Denn eines gibt auch Mansory-Sprecher Ralph Niese unumwunden zu: Spricht man von auffälligem Luxustuning, dann spricht man in der Regel auch von jungem Geld. Es sind nicht die über Generationen wohlhabenden Familien, die ihren Reichtum auf diese Weise zur Schau stellen, sondern diejenigen, deren Wohlstand noch relativ frisch ist.

Dass es davon auch in Deutschland einige gibt, zeigt sich unter anderem bei Edeltuner Denis Anderson aus Düsseldorf. Auf seiner Webseite stellt er nicht nur Beispiele veredelter Fahrzeuge vor, er posiert auch mit zahllosen Fußball-Größen, die ihre Luxuskarossen in seine Hände gaben.

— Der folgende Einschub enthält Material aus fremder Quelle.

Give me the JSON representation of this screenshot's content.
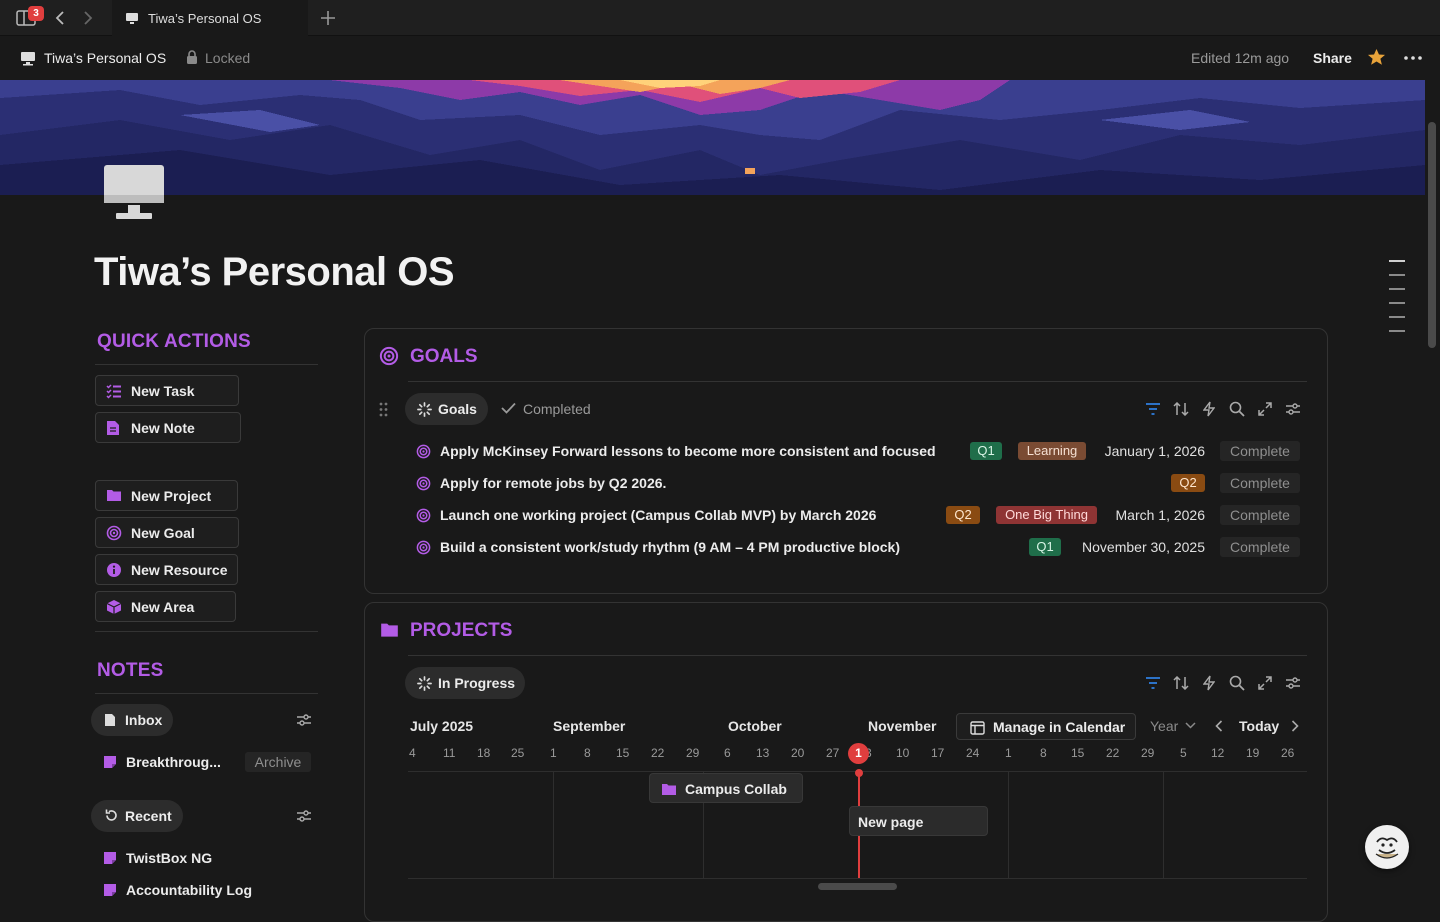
{
  "window": {
    "sidebar_badge": "3",
    "tab_title": "Tiwa’s Personal OS"
  },
  "topbar": {
    "breadcrumb_title": "Tiwa’s Personal OS",
    "locked_label": "Locked",
    "edited": "Edited 12m ago",
    "share_label": "Share"
  },
  "page": {
    "title": "Tiwa’s Personal OS"
  },
  "quick_actions": {
    "heading": "QUICK ACTIONS",
    "buttons": [
      {
        "label": "New Task",
        "icon": "checklist-icon"
      },
      {
        "label": "New Note",
        "icon": "note-icon"
      },
      {
        "label": "New Project",
        "icon": "folder-icon"
      },
      {
        "label": "New Goal",
        "icon": "target-icon"
      },
      {
        "label": "New Resource",
        "icon": "info-icon"
      },
      {
        "label": "New Area",
        "icon": "cube-icon"
      }
    ]
  },
  "notes": {
    "heading": "NOTES",
    "inbox_label": "Inbox",
    "inbox_items": [
      {
        "title": "Breakthroug...",
        "tag": "Archive"
      }
    ],
    "recent_label": "Recent",
    "recent_items": [
      {
        "title": "TwistBox NG"
      },
      {
        "title": "Accountability Log"
      }
    ]
  },
  "goals": {
    "heading": "GOALS",
    "views": [
      "Goals",
      "Completed"
    ],
    "rows": [
      {
        "name": "Apply McKinsey Forward lessons to become more consistent and focused",
        "tags": [
          "Q1",
          "Learning"
        ],
        "date": "January 1, 2026",
        "status": "Complete"
      },
      {
        "name": "Apply for remote jobs by Q2 2026.",
        "tags": [
          "Q2"
        ],
        "date": "",
        "status": "Complete"
      },
      {
        "name": "Launch one working project (Campus Collab MVP) by March 2026",
        "tags": [
          "Q2",
          "One Big Thing"
        ],
        "date": "March 1, 2026",
        "status": "Complete"
      },
      {
        "name": "Build a consistent work/study rhythm (9 AM – 4 PM productive block)",
        "tags": [
          "Q1"
        ],
        "date": "November 30, 2025",
        "status": "Complete"
      }
    ]
  },
  "projects": {
    "heading": "PROJECTS",
    "view": "In Progress",
    "manage_label": "Manage in Calendar",
    "range_label": "Year",
    "today_label": "Today",
    "today_marker": "1",
    "months": [
      "July 2025",
      "September",
      "October",
      "November"
    ],
    "days": [
      "4",
      "11",
      "18",
      "25",
      "1",
      "8",
      "15",
      "22",
      "29",
      "6",
      "13",
      "20",
      "27",
      "3",
      "10",
      "17",
      "24",
      "1",
      "8",
      "15",
      "22",
      "29",
      "5",
      "12",
      "19",
      "26"
    ],
    "cards": [
      {
        "label": "Campus Collab"
      },
      {
        "label": "New page"
      }
    ]
  },
  "colors": {
    "accent_purple": "#b35ce6",
    "today_red": "#e03e3e",
    "filter_blue": "#2f7fe0",
    "star": "#e8a33a"
  }
}
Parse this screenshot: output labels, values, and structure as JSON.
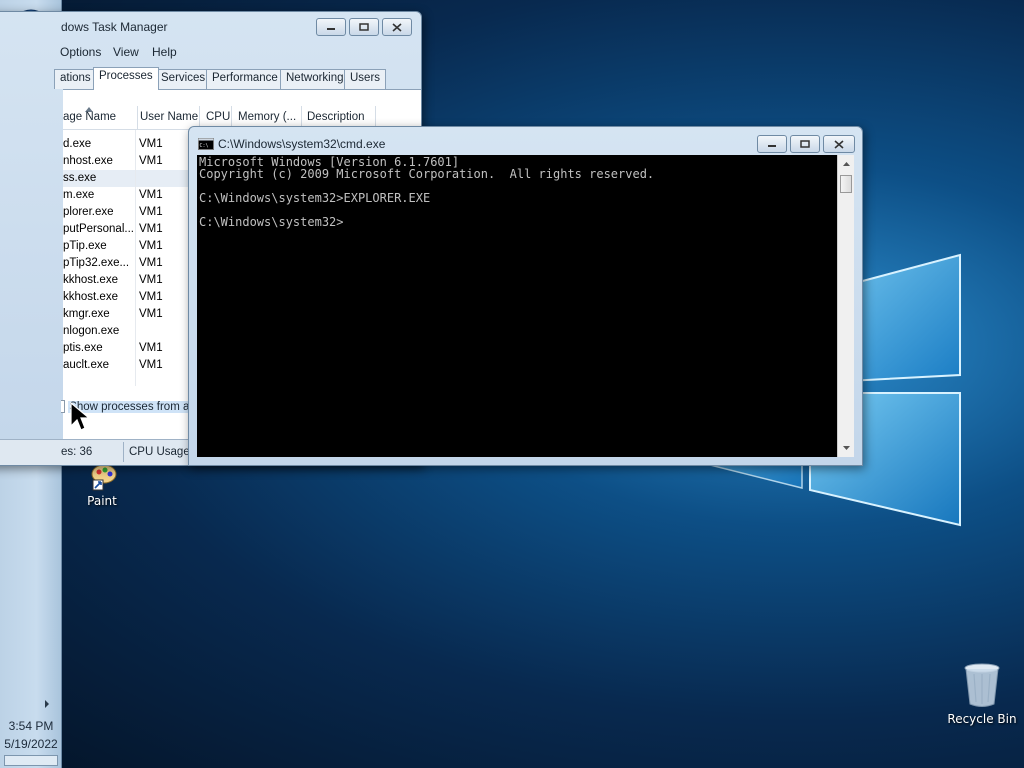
{
  "taskbar": {
    "clock_time": "3:54 PM",
    "clock_date": "5/19/2022",
    "pinned_icons": [
      "windows-start-icon",
      "file-explorer-icon",
      "chrome-icon",
      "solitaire-icon",
      "paint-icon",
      "pinball-icon",
      "steam-icon",
      "cmd-icon",
      "task-manager-icon"
    ]
  },
  "desktop": {
    "paint_label": "Paint",
    "recycle_bin_label": "Recycle Bin"
  },
  "task_manager": {
    "title": "dows Task Manager",
    "menu": [
      "Options",
      "View",
      "Help"
    ],
    "tabs": [
      "ations",
      "Processes",
      "Services",
      "Performance",
      "Networking",
      "Users"
    ],
    "selected_tab": "Processes",
    "columns": [
      "age Name",
      "User Name",
      "CPU",
      "Memory (...",
      "Description"
    ],
    "rows": [
      {
        "name": "d.exe",
        "user": "VM1"
      },
      {
        "name": "nhost.exe",
        "user": "VM1"
      },
      {
        "name": "ss.exe",
        "user": ""
      },
      {
        "name": "m.exe",
        "user": "VM1"
      },
      {
        "name": "plorer.exe",
        "user": "VM1"
      },
      {
        "name": "putPersonal...",
        "user": "VM1"
      },
      {
        "name": "pTip.exe",
        "user": "VM1"
      },
      {
        "name": "pTip32.exe...",
        "user": "VM1"
      },
      {
        "name": "kkhost.exe",
        "user": "VM1"
      },
      {
        "name": "kkhost.exe",
        "user": "VM1"
      },
      {
        "name": "kmgr.exe",
        "user": "VM1"
      },
      {
        "name": "nlogon.exe",
        "user": ""
      },
      {
        "name": "ptis.exe",
        "user": "VM1"
      },
      {
        "name": "auclt.exe",
        "user": "VM1"
      }
    ],
    "show_all_label": "Show processes from all u",
    "status_processes": "es: 36",
    "status_cpu": "CPU Usage:"
  },
  "cmd": {
    "title": "C:\\Windows\\system32\\cmd.exe",
    "console_text": "Microsoft Windows [Version 6.1.7601]\nCopyright (c) 2009 Microsoft Corporation.  All rights reserved.\n\nC:\\Windows\\system32>EXPLORER.EXE\n\nC:\\Windows\\system32>"
  }
}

Der Blick auf die Produkte der Luxustuner führt zu zwei Erkenntnissen. Erstens: Wer alles hat, kann wirklich fast alles machen lassen. Zweitens: Selbst wer Unsummen für automobiles Glitzerwerk ausgibt, wird am Ende nicht selten feststellen müssen, dass es etwas gibt, das sich für kein Geld der Welt kaufen lässt - guten Geschmack.